Valuation Improvement: The shift from expensive to fair valuation, supported by a P/E of 29.45 and a PEG ratio of 0.36, signals enhanced price attractiveness relative to peers and growth prospects.
Market Outperformance: DJ Mediaprint outpaced the Sensex with a 1.47% weekly gain versus 0.50% for the benchmark, reflecting positive investor sentiment following strong fundamentals.
Caution on Interest Expenses: The rise in interest costs to ₹1.60 crores warrants monitoring, as it could pressure net margins if borrowing costs increase further.
Micro-Cap Volatility: While the stock’s long-term returns are impressive, its micro-cap status implies higher volatility and risk, requiring careful consideration by investors.
Conclusion
DJ Mediaprint & Logistics Ltd demonstrated a resilient and positive week, driven by very strong quarterly results and a favourable shift in valuation metrics.
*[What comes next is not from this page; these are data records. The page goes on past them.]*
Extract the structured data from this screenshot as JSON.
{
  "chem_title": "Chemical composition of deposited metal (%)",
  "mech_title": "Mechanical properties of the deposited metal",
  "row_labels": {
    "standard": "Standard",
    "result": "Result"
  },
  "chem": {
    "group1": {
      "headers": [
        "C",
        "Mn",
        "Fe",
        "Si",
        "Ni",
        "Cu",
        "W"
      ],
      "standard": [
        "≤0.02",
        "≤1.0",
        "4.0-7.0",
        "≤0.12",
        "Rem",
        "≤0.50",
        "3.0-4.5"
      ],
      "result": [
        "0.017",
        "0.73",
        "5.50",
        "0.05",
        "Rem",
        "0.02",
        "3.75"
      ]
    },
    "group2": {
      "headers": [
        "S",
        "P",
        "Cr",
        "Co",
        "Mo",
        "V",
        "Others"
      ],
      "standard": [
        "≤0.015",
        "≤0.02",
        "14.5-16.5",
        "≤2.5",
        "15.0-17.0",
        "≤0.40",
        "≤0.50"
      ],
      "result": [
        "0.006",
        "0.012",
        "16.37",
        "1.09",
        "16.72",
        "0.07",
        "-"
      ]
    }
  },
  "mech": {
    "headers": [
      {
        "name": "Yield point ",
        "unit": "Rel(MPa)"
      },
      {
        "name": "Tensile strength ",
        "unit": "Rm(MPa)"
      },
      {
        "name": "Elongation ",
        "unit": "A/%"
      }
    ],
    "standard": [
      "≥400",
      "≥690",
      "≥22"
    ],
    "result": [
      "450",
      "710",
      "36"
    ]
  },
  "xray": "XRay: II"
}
The company’s ability to deliver record sales and profitability, coupled with an upgraded financial trend and Mojo Grade, underpins the stock’s outperformance relative to the Sensex. Although the increase in interest expenses and micro-cap volatility remain points of caution, the overall trajectory is encouraging. Investors seeking exposure to the transport services sector may find DJ Mediaprint’s balanced risk-reward profile and improved price attractiveness noteworthy as they assess their portfolios heading into the next quarter.